Republican Ohio Sen. Rob Portman has a long track record of voting against marriage equality for gays and lesbians. He supported a constitutional amendment banning marriage equality and voted for the Defense of Marriage Act in 1996.
Once a potential Romney running mate, Portman has now come out as a supporter of marriage equality and the repeal of certain parts of DOMA that deny federal benefits to legally married same-sex couples.
The catalyst for this sea change? His 21-year-old son, Will, who came out to his parents two years ago. Since that revelation, Portman told CNN, he has been rethinking his opposition to marriage equality. “I’ve come to the conclusion that for me, personally, I think this is something that we should allow people to do, to get married, and to have the joy and stability of marriage that I’ve had for over 26 years. That I want all of my children to have, including our son, who is gay,” said Portman.
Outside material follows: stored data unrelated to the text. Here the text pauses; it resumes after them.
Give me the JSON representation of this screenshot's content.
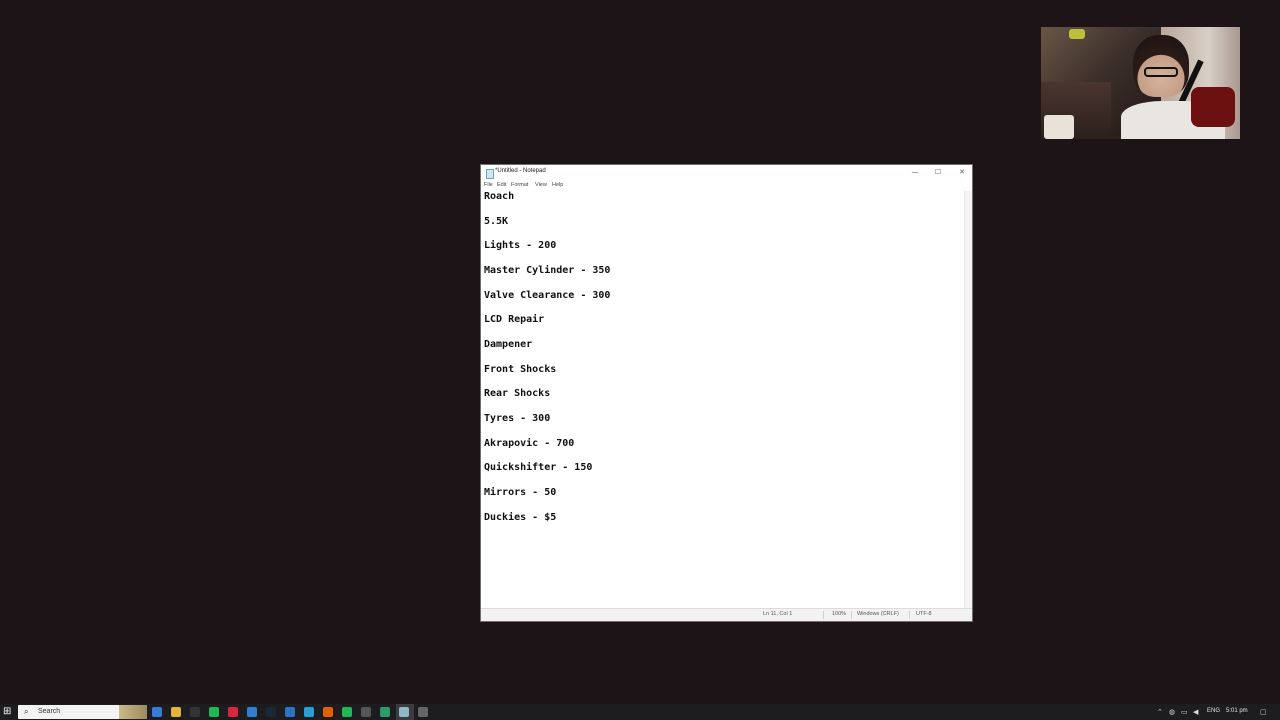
{
  "notepad": {
    "title": "*Untitled - Notepad",
    "menu": [
      "File",
      "Edit",
      "Format",
      "View",
      "Help"
    ],
    "controls": {
      "minimize": "—",
      "maximize": "☐",
      "close": "✕"
    },
    "lines": [
      "Roach",
      "5.5K",
      "Lights - 200",
      "Master Cylinder - 350",
      "Valve Clearance - 300",
      "LCD Repair",
      "Dampener",
      "Front Shocks",
      "Rear Shocks",
      "Tyres - 300",
      "Akrapovic - 700",
      "Quickshifter - 150",
      "Mirrors - 50",
      "Duckies - $5"
    ],
    "status": {
      "position": "Ln 11, Col 1",
      "zoom": "100%",
      "line_ending": "Windows (CRLF)",
      "encoding": "UTF-8"
    }
  },
  "taskbar": {
    "search_label": "Search",
    "language": "ENG",
    "time": "5:01 pm",
    "icons": [
      {
        "name": "task-view-icon",
        "color": "#3a7bd5"
      },
      {
        "name": "file-explorer-icon",
        "color": "#e8b33a"
      },
      {
        "name": "app-icon",
        "color": "#333333"
      },
      {
        "name": "spotify-icon",
        "color": "#1db954"
      },
      {
        "name": "record-icon",
        "color": "#d7263d"
      },
      {
        "name": "browser-icon",
        "color": "#2f7fd1"
      },
      {
        "name": "steam-icon",
        "color": "#1b2838"
      },
      {
        "name": "mail-icon",
        "color": "#2a73c7"
      },
      {
        "name": "edge-icon",
        "color": "#2a9fd6"
      },
      {
        "name": "firefox-icon",
        "color": "#e66000"
      },
      {
        "name": "spotify-icon-2",
        "color": "#1db954"
      },
      {
        "name": "console-icon",
        "color": "#555555"
      },
      {
        "name": "arrow-icon",
        "color": "#2e9c6a"
      },
      {
        "name": "notepad-icon",
        "color": "#8fb8c9"
      },
      {
        "name": "clock-icon",
        "color": "#666666"
      }
    ]
  }
}
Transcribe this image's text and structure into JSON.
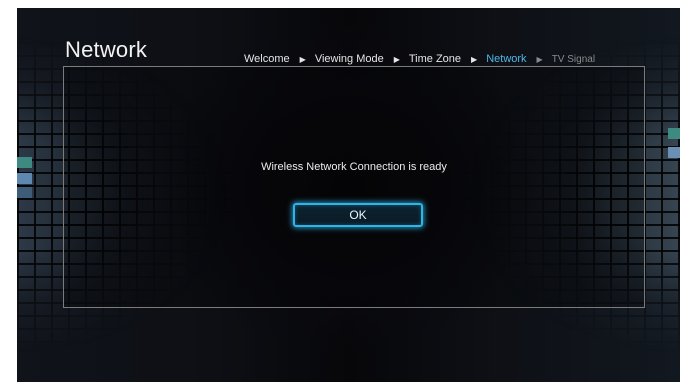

Portman said he spoke with other politicians who have gay children, including Dick Cheney, whose daughter is a lesbian. He also consulted the Bible.
“The overriding message of love and compassion that I take from the Bible, and certainly the Golden Rule, and the fact that I believe we are all created by our maker, that has all influenced me in terms of my change on this issue,” Portman said, adding that he feels that “in a way, this strengthens the institution of marriage.”
While Portman is to be lauded for his change of heart, I find it appalling that it took his own son’s homosexuality to change his mind. He’s spent almost his entire political career making the lives of other parents’ children harder with his votes to deny equality to gay and lesbian couples.
But, as we’ve always preached in the LGBT community, the best way to bring about change is to get to know an actual living, breathing, LGBT person. Congratulations, then, to Portman for coming around to the right side of history.
He’s going to have a rocky time in his own party, as Sen. Marco Rubio affirmed his opposition to marriage equality at CPAC, saying, “Just because I believe that states should have the right to define marriage in a traditional way does not make me a bigot.” In exactly the same way that all those Southern diner owners not wanting black people to eat at their counters didn’t make them bigots, either.
Portman is also catching flak from portions of the religious right, with the American Family Association’s Bryan Fisher tweeting that, “A father can still love a son who robs a bank without changing his mind on the morality of bank robbing.”
Which really isn’t such a bad analogy. Because when you get right down to it, acceptance of homosexuality by church and society really does rob the banks of those whose livelihood depends on keeping LGBT people second class citizens.